The marketing push around Michkov intentionally has been very different.
"There's been a lot of discussion around that," Glickman said. "How do we bring him in? How are we going to market this and do it the right way? You don't want to upset the apple cart in terms of the balance of what's happening right now. ... [Lindros] was our only star, if you remember. This, the way we look at it, is much more of a team atmosphere. When you look at our billboards, you look at our creative, it's much more a soft landing point to bring [Michkov] in so he can acclimate and whatnot."
So far that plan has worked. Without Michkov being emphasized, among other metrics, sales of his jersey are among the highest on the team.
"I've never seen that many of the jerseys with my name," Michkov said during training camp.
That kind of growth is what has the Flyers excited for what kind of impact Michkov could have as he gets further adjusted to life in North America.
"It's happened organically, which is really cool," Jones said. "It just shows our fans are paying attention and are really looking forward to him playing real games. We're all excited about it. So I'm happy that our fans are pumped up about it."

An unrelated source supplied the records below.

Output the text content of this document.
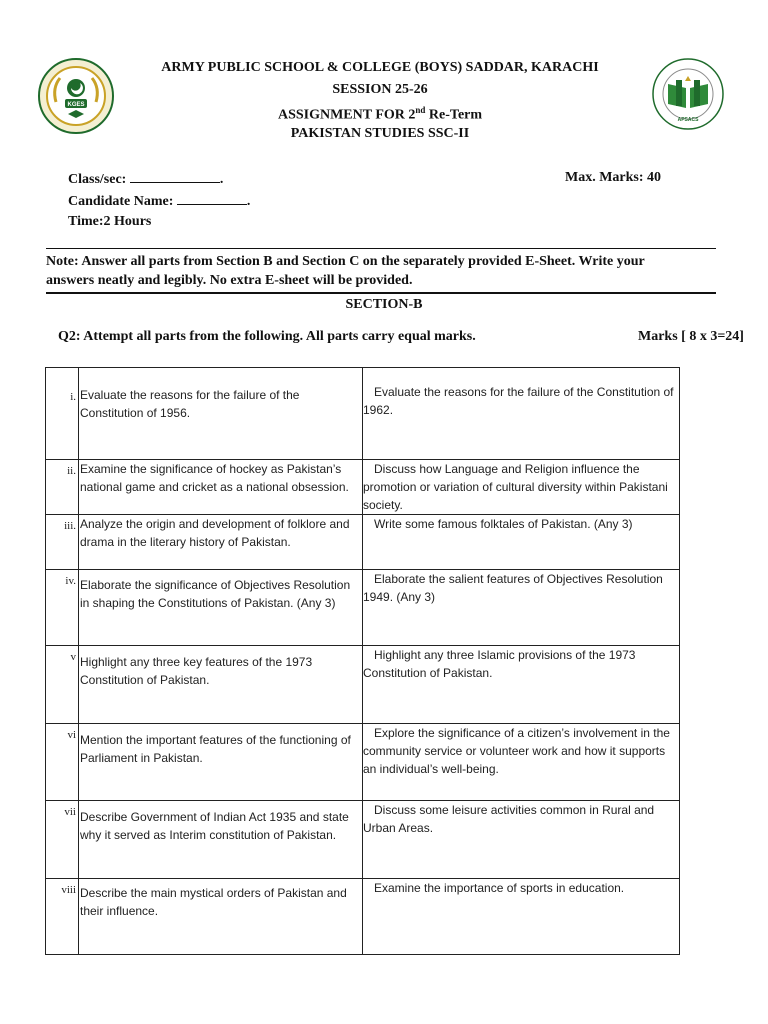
KGES
APSACS
ARMY PUBLIC SCHOOL & COLLEGE (BOYS) SADDAR, KARACHI
SESSION 25-26
ASSIGNMENT FOR 2nd Re-Term
PAKISTAN STUDIES SSC-II
Class/sec:	.	Max. Marks: 40
Candidate Name:	.
Time:2 Hours
Note: Answer all parts from Section B and Section C on the separately provided E-Sheet. Write your
answers neatly and legibly. No extra E-sheet will be provided.
SECTION-B
Q2: Attempt all parts from the following. All parts carry equal marks.	Marks [ 8 x 3=24]
i.	Evaluate the reasons for the failure of the Constitution of 1956.	Evaluate the reasons for the failure of the Constitution of 1962.

ii.	Examine the significance of hockey as Pakistan’s national game and cricket as a national obsession.	Discuss how Language and Religion influence the promotion or variation of cultural diversity within Pakistani society.

iii.	Analyze the origin and development of folklore and drama in the literary history of Pakistan.	Write some famous folktales of Pakistan. (Any 3)

iv.	Elaborate the significance of Objectives Resolution in shaping the Constitutions of Pakistan. (Any 3)	Elaborate the salient features of Objectives Resolution 1949. (Any 3)

v	Highlight any three key features of the 1973 Constitution of Pakistan.	Highlight any three Islamic provisions of the 1973 Constitution of Pakistan.

vi	Mention the important features of the functioning of Parliament in Pakistan.	Explore the significance of a citizen’s involvement in the community service or volunteer work and how it supports an individual’s well-being.

vii	Describe Government of Indian Act 1935 and state why it served as Interim constitution of Pakistan.	Discuss some leisure activities common in Rural and Urban Areas.

viii	Describe the main mystical orders of Pakistan and their influence.	Examine the importance of sports in education.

But much like the soft-touch approach to marketing, the Flyers hockey operations department purposely is keeping the bar low on what kind of impact Michkov can have on the ice.
"We don't see him as a savior," Briere said. "That's certainly not what we're putting on his shoulders. He's 19 years old, he's coming in to learn, to expand his game. We hope that the sky's the limit for him. But we're certainly not expecting him to be the savior of this team."
However, the need for a player of Michkov's skill level is obvious. The Flyers were 27th in scoring last season (2.82 goals per game) and had the worst power play in the NHL (12.2 percent).
Michkov had 41 points (19 goals, 22 assists) in 48 games in the KHL last season, the second-most in league history for a teenage player.
"We are starving for the type of plays that he can make, the instinctive plays that he can make," coach John Tortorella said.
Teammates already have seen it. When defenseman Travis Sanheim was asked about improving the power play, he said, "I'm sure Michkov is going to have something to say about that."
And so far he has. Michkov had scored two goals in six games, each coming on the power play in a 4-3 overtime loss to the Edmonton Oilers on Oct. 15. And Philadelphia had five power-play goals in its first five games; it took them 17 games to score five on the man-advantage last season.